JJ grabs me and pushes me to the ground. Mrs. Crain is walking around with a shotgun. Ready to kill us all.

"She can't aim for shit," Kie states.

"She can't see. She's blind," Sarah states.

She shots again and Kie screams, "Shit! Go! Go, Sarah!"

She fires again. Pope, JJ, and I stumble to our feet.

"Go! Go!" I shout.

"I don't care if she is, that's buckshot!" JJ yells.

We rush out of the house and I hear another gun shoot. We rush to the van.

"Can we go now?" JJ asks.

"Get into the car!" Sarah shouts.

"Come on!" I yell.

JJ gets in the driver's seat and I get in the passenger's seat. Everyone else piles in the back.

"Where is he?" Kie asks.

"Come on, start the car. Go!" Pope shouts.

"John B!" Kie shouts.

"Why are we always getting shot at?" Pope asks.

"Come on! John B, run!" Kie yells at him.

"Come on! Come on!" Sarah shouts.

"Wait! Wait, wait, wait, wait!" Pope yells as John B runs to the van.

"Get in!" Kie shouts.

John B jumps into the back of the van covered in god only knows what.

"Oh, shit!" Kie says.

"Oh, my God!" Pope yells.

"JJ, drive!" Sarah shots.

"Go, JJ!" I yell.

JJ looks back at John B and laughs. "Oh, my God!"

I rest my head back in the seat. "God!"

"Are you okay?
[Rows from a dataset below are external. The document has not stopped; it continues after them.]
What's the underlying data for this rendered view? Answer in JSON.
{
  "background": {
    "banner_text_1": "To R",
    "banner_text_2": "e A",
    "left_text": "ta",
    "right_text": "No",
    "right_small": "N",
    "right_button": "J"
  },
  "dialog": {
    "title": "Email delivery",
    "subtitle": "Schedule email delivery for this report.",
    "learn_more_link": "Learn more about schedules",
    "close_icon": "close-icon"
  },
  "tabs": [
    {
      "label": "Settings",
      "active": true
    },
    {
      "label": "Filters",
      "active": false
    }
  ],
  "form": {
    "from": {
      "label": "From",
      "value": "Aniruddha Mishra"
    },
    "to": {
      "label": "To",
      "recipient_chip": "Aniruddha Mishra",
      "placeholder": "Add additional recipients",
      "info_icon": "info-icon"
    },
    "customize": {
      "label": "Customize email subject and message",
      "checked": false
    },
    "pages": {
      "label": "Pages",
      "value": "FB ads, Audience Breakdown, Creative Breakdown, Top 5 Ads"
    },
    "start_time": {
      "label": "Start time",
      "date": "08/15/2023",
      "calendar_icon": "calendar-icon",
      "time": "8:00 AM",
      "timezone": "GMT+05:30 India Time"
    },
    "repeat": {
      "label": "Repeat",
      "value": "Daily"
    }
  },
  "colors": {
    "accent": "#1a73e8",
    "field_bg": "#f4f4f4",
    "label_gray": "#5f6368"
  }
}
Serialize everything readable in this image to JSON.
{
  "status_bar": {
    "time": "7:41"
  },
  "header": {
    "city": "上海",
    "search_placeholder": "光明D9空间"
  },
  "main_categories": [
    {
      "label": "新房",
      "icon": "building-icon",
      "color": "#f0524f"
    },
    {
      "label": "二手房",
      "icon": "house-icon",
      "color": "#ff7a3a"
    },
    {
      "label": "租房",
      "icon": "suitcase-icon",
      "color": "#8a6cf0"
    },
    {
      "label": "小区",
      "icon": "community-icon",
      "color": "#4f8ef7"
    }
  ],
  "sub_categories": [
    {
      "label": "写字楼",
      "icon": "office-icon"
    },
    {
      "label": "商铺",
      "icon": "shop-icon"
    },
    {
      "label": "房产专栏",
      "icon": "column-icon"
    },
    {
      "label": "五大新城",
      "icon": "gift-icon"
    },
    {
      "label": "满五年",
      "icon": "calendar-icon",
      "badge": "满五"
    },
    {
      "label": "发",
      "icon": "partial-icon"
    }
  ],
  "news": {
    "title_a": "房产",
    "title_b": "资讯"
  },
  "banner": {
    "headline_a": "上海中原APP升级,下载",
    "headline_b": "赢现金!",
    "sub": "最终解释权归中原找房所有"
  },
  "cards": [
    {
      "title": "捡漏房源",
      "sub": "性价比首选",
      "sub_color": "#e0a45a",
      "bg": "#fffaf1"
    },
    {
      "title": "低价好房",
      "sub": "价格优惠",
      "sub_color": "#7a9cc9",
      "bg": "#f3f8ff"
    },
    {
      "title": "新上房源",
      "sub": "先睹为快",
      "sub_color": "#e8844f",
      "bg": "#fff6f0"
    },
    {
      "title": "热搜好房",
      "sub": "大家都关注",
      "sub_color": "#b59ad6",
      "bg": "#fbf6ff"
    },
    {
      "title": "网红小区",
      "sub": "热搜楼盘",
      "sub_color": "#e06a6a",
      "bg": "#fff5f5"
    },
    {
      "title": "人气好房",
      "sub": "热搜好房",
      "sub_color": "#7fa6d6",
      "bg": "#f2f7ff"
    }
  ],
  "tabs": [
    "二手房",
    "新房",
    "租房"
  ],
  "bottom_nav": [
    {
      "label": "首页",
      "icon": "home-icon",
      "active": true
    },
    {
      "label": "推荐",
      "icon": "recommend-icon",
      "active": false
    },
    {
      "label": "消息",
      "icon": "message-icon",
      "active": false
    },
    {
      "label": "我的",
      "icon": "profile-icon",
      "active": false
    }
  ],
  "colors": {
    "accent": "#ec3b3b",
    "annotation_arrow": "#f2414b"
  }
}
Are you shot?" JJ asks.

"No," John B tells him.

"You good?" Kie asks.

"Yeah, yeah," John B assures.

"I think I'd know if I was shot, right?" Kie asks.

I turn around and look at John B. I scrunch my nose in disgust. "What are you covered in?"

"God, you smell like ass," Kie tells him.

"What the hell just happened?" Sarah asks.

"All-time Pogue Hall of Fame, baby," JJ comments.

"Hell, yeah," I shout.

"That bitch is possessed," Kie states.

"That bitch can't aim," Sarah adds.

"How does she move that fast?" Pope asks.

"She's possessed," Kie states.

"I don't get it," Pope says.

"She's blind," Kie explains.

"Like Master Yoda," JJ states.

"It makes no sense, scientifically," Pope states.

"She does yoga. Pilates," Kie offers.

"What is that?" Kie asks.

I see what looks like gold in John B's hand. "Are you kidding?"

"No, you didn't!" Sarah shouts.

"We did it, baby!" John B yells.

"No, you didn't!" Sarah says.

"I did it!" John B shouts.

"Oh, my God!" JJ yells.

We all scream in excitement. We found what people have been looking for, for a hundred years. A bunch of high schoolers found the gold from the wreck of the Merchant. We actually did it. We found buried treasure.

"That's gold!" JJ shouts as he pounds the roof of the van.

"Oh my god!" I shout.

"Wait! Wait!" Kie yells.

"Holy shit!" John B shouts.

"You guys, we're gonna be rich," Kie yells.

"Full Kook!" John B shouts.

We all start chanting, "Full Kook! Full Kook! Full Kook! Full Kook! Full Kook! Full Kook!"